The NOI seeks information related to how ocean carriers apply the term “Merchant” in their bills of lading. For example, does the ocean carrier apply the term “Merchant” in a manner that subjects third parties, that are not in a direct mutually agreed business relationship with the ocean carrier to liability for ancillary transportation charges and whether ocean carriers have sought to enforce the definition of “Merchant” against third parties that have not consented to be bound by, or otherwise accepted, the terms of the bill of lading.

The NOI solicits comments from interested members of the public willing to share their insights. The Commission’s Bureau of Enforcement is also requesting specific information from certain container shipping lines serving U.S. foreign trades.

I encourage NITLeague members and all ocean container stakeholders to share their experiences with bills of lading that contain these described “Merchant” clauses. Without public comment and involvement, it will be difficult for the Commission to address alleged commercial abuse in this area.

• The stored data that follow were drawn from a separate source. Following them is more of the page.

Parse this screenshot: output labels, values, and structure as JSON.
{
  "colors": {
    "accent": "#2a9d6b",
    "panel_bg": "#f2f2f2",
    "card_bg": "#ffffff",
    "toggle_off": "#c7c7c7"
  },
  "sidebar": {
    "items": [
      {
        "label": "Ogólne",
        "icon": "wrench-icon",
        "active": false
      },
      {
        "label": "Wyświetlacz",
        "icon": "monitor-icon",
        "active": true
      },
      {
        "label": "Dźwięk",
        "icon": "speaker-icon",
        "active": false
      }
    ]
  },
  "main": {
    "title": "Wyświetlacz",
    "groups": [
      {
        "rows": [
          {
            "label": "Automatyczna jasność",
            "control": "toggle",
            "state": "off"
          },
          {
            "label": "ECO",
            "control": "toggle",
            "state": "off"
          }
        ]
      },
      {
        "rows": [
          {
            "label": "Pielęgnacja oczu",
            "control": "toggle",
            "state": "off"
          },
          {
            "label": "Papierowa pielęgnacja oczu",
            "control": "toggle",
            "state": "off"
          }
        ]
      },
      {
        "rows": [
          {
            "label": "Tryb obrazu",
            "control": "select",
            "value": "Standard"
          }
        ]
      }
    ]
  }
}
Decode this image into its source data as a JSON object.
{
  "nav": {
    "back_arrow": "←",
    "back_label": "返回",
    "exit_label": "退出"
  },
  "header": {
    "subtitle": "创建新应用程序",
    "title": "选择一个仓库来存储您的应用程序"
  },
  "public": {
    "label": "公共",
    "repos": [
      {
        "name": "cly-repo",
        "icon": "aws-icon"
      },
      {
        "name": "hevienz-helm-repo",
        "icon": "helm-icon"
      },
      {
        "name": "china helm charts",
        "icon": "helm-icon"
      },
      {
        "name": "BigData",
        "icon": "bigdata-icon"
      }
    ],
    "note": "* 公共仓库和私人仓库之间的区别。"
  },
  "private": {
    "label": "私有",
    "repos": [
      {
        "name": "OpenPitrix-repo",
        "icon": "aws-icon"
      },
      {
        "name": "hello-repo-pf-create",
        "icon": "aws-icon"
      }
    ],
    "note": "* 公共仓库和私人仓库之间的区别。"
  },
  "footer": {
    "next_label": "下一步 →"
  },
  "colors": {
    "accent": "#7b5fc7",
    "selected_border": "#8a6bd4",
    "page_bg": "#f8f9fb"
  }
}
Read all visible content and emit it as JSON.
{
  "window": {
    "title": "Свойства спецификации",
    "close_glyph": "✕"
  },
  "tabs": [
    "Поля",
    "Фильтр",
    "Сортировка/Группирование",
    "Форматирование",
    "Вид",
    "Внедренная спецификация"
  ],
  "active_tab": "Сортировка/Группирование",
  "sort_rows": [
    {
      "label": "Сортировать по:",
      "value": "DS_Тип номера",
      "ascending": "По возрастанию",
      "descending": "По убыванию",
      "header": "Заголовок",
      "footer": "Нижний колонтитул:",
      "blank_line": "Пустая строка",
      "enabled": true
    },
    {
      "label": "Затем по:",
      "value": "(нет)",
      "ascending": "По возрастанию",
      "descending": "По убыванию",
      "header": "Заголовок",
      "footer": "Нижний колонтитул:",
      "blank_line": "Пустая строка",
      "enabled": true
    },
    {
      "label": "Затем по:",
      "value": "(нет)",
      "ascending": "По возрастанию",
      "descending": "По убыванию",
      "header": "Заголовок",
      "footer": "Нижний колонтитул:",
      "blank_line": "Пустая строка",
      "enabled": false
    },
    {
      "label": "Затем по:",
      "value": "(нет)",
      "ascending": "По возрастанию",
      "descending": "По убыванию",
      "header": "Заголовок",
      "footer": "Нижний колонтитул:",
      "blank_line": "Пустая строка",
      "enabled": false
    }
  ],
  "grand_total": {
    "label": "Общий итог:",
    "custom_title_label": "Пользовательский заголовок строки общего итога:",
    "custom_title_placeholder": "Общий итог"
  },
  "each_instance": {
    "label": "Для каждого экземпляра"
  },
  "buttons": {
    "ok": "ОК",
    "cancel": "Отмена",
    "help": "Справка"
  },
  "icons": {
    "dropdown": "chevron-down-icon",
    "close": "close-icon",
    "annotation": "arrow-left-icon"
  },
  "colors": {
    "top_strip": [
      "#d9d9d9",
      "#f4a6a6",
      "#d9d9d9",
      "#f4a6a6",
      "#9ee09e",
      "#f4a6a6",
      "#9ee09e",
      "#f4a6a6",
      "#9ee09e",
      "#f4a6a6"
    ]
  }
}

Looking out to next year, we will continue to focus on opportunities to relax or remove regulatory burdens on stakeholders in the ocean container transportation space. We will continue to look for opportunities to utilize collaborative cross-discipline teams to facilitate cooperative solutions to bottlenecks and friction points in the supply chain. And we will continuously pursue our goal of ensuring competition and integrity in America’s ocean supply chain.


Thank you for the opportunity to meet with you today and share some thoughts. I look forward to our discussion and the opportunity to hear from you.